Le Conseil constitutionnel de Côte d’Ivoire a rejeté la candidature de Tidjane Thiam au motif d’un « défaut de résidence continue de cinq ans sur le territoire national », une condition que ses avocats contestent fermement. Pour l’équipe de Thiam, cette décision est non seulement injustifiée, mais aussi politiquement motivée.
Dans une lettre envoyée au Secrétaire général de l’ONU, Tidjane Thiam appelle à une intervention urgente de la communauté internationale pour garantir « un processus électoral crédible, transparent et inclusif ».
« Mon exclusion est un signal alarmant pour la démocratie en Côte d’Ivoire. Je demande aux Nations Unies d’envoyer une mission d’observation renforcée et d’ouvrir un dialogue avec les autorités ivoiriennes pour préserver la paix sociale et le droit à la participation politique de tous les citoyens », écrit-il.
Tidjane Thiam, perçu comme un candidat capable de rassembler au-delà des clivages traditionnels, portait l’espoir d’un renouvellement politique. Son exclusion représente un coup dur pour la frange modérée de l’opposition, qui misait sur sa stature internationale et son image de technocrate rigoureux.
Des personnalités de la société civile, comme l’écrivain Armand Yao, dénoncent une « chasse aux opposants élégants », tandis que des jeunes militants du PDCI, le parti qui soutenait Thiam, promettent de « résister par les urnes et dans la rue ».

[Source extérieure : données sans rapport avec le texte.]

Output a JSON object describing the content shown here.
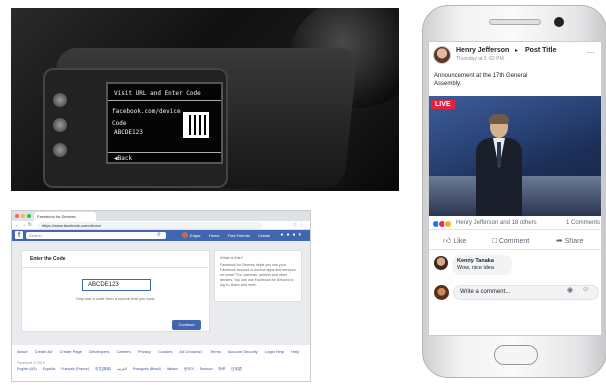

Si l’Union africaine n’a pas encore réagi officiellement, plusieurs diplomates européens à Abidjan, sous couvert d’anonymat, s’inquiètent de ce qu’ils qualifient de « dérive pré-électorale préoccupante ».
La lettre de Thiam pourrait contraindre les Nations Unies à prendre position, dans un contexte où la stabilité de la Côte d’Ivoire est jugée cruciale pour toute la sous-région.